Shortly after watching the video of Mostafa Tabatabainejad getting Tasered five times at the UCLA library (posted by Matt), we left town for a weekend in Houston, but the forces of antiproduction, particularly police authority and mechanisms of surveillance, seemed to pop up everywhere I went. Probably only more aware of it because of the disturbing video (not to mention the frightening pro-police students and commentators), but that’s the point, isn’t it?
On our way out of town, my partner was apparently driving a little fast–our speedometer doesn’t work–and changing lanes without signaling. A state highway officer in an unmarked car pulled us over and let us know that he’d been following us for at least 20 miles. Kind soul that he was, he let her off with a warning and told her to be more careful, slow down, and use her signal. His final words to us were, “After all, you never know who’s behind you.”
Late one night I caught the end of Dead Men Don’t Wear Plaid. Silly, yes, but it makes the noir and gangster nerd inside of me laugh. Anyway, during the summation scene, the butler-cum-Nazi played by Carl Reiner says, “The ones who saw were the enemy.” Which reminded me that in the Tabatabainejad video, the witnesses are told that they’d better obey or they’ll get Tasered themselves.

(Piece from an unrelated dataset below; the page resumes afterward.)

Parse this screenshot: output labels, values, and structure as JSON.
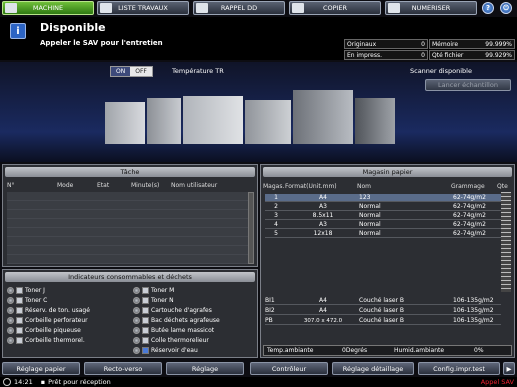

The Netherlands banned burqas:
Dutch to ban wearing of Muslim burqa in public
By Alexandra Hudson Fri Nov 17, 1:58 PM ET
AMSTERDAM (Reuters) – The Dutch government agreed on Friday a total ban on the wearing of burqas and other Muslim face veils in public, justifying the move on security grounds.
Immigration Minister Rita Verdonk will now draw up legislation which will result in the Netherlands, once one of Europe’s most easy-going nations, imposing some of the continent’s toughest laws against concealing the face.
“The cabinet finds it undesirable that garments covering the face — including the burqa — should be worn in public in view of public order, (and) the security and protection of fellow citizens,” the Dutch Justice Ministry said in a statement.
The debate on face veils and whether they stymie Muslim integration has gathered momentum across Europe.
The Netherlands would be the first European state to impose a countrywide ban on Islamic face coverings, though other countries have already outlawed them in specific places.
The move by the center-right government comes just five days before a general election. The campaign has focused so far on issues like the economy rather than immigration because most mainstream parties have hardened their stances in recent years.
Last December Dutch lawmakers voted in favor of a proposal by far-right politician Geert Wilders to outlaw face-coverings and asked Verdonk to examine the feasibility of such a ban.
Because veils were worn for religious reasons, she had feared new legislation could come into conflict with religious freedom laws. But she said on Friday this was not the case.